Global Rights partners with Afghan organizations that run the legal aid centers. On this International Day of the Girl, we wanted to share a couple stories of brave, Afghan women who since adolescence have been trapped in abusive marriages but summoned the courage to find a way out.

Sonita, 19, Herat

Sonita was just 11 years old when her father married her off against her will to a man in a remote village. After Sonita moved in with her husband, her in-laws mistreated her and her husband didn’t want for excuses to beat her. Her new family prevented her from continuing her education and even from seeing her parents. Speaking about how she felt at the time of her marriage, Sonita, now 19, said: “It was not my wish to get married. I wanted to be an educated girl with a bright future. Nobody paid attention to my wishes. Although I was totally against this marriage, I was just 11 and not old enough to raise my voice.”

Sonita kept quiet about her lamentable fate so as not to create hostility between her family and her husband’s family. After three years, however, her father learned how much she was suffering and decided to take her home to her family. She had been living with her family for five years when she heard about Global Rights’ legal aid center in Herat from a neighbor who had participated in a legal awareness program. Still married to her abusive husband, Sonita wanted a divorce so she could move forward with her life. A defense lawyer at the legal aid center explained to Sonita about the process involved to separate from her husband. Afterwards, the lawyer presented her case to the courts, and she was granted divorce from her husband. Sonita has begun a new life and has returned to pursue her education.

Monesa, Mazar-e-Sharif

At 13, Monesa became the property of a man when her father lost her in a bet. The man who won the bet married Monesa and proceeded to beat and taunt her, always reminding her that she was simply a commodity that he had won. She and her abusive husband had a child, whom the husband also beat.

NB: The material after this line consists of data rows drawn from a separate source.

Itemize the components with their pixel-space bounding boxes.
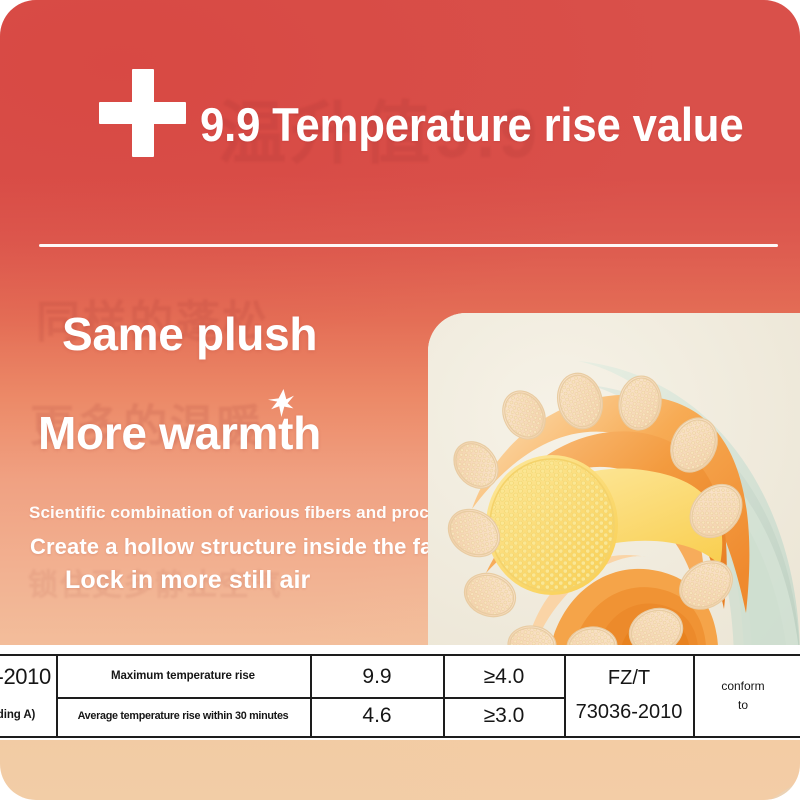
spec-table: 6036-2010 Recording A) Maximum temperatu… — [0, 645, 800, 740]
metric-label-row-1: Maximum temperature rise — [58, 658, 308, 696]
fiber-cross-section-illustration — [428, 313, 800, 660]
promo-poster: 温升值9.9 同样的蓬松 更多的温暖 锁住更多静止空气 9.9 Temperat… — [0, 0, 800, 800]
standard-note: Recording A) — [0, 698, 54, 734]
lead-line-1: Same plush — [62, 307, 317, 361]
page-title: 9.9 Temperature rise value — [200, 97, 743, 152]
spec-table-grid: 6036-2010 Recording A) Maximum temperatu… — [0, 650, 800, 735]
sparkle-icon — [268, 389, 294, 417]
fiber-illustration-card — [428, 313, 800, 660]
sub-line-1: Scientific combination of various fibers… — [29, 503, 477, 523]
result-line-2: to — [695, 697, 791, 715]
standard-id: 6036-2010 — [0, 658, 54, 696]
sub-line-3: Lock in more still air — [65, 566, 310, 595]
result-line-1: conform — [695, 678, 791, 696]
measured-value-row-1: 9.9 — [312, 658, 442, 696]
sub-line-2: Create a hollow structure inside the fab… — [30, 534, 473, 560]
measured-value-row-2: 4.6 — [312, 698, 442, 734]
requirement-value-row-1: ≥4.0 — [445, 658, 563, 696]
header-divider — [39, 244, 778, 247]
reference-standard-line-2: 73036-2010 — [566, 696, 692, 728]
metric-label-row-2: Average temperature rise within 30 minut… — [58, 698, 308, 734]
requirement-value-row-2: ≥3.0 — [445, 698, 563, 734]
plus-icon — [99, 69, 186, 157]
reference-standard-line-1: FZ/T — [566, 662, 692, 694]
fiber-strand-decoration — [560, 742, 800, 800]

Monesa found out about Global Rights’ legal aid center in Balkh province from her neighbor. A defense lawyer there gave her detailed information about the procedure involved in divorcing her husband and prepared her petition for the primary court in the Sholgara district. In addition, the lawyer prepared a defense statement and responded to official letters of the court. The case was eventually resolved in Monesa’s favor, and she was granted a divorce because of the harm her husband was causing her.

Monesa, Mazar-e-Sharif Monesa returned to live with her father, with whom the defense lawyer reviewed the contents of the Elimination of Violence against Women (EVAW) law. Her father vowed never to force her daughter to marry someone without her consent.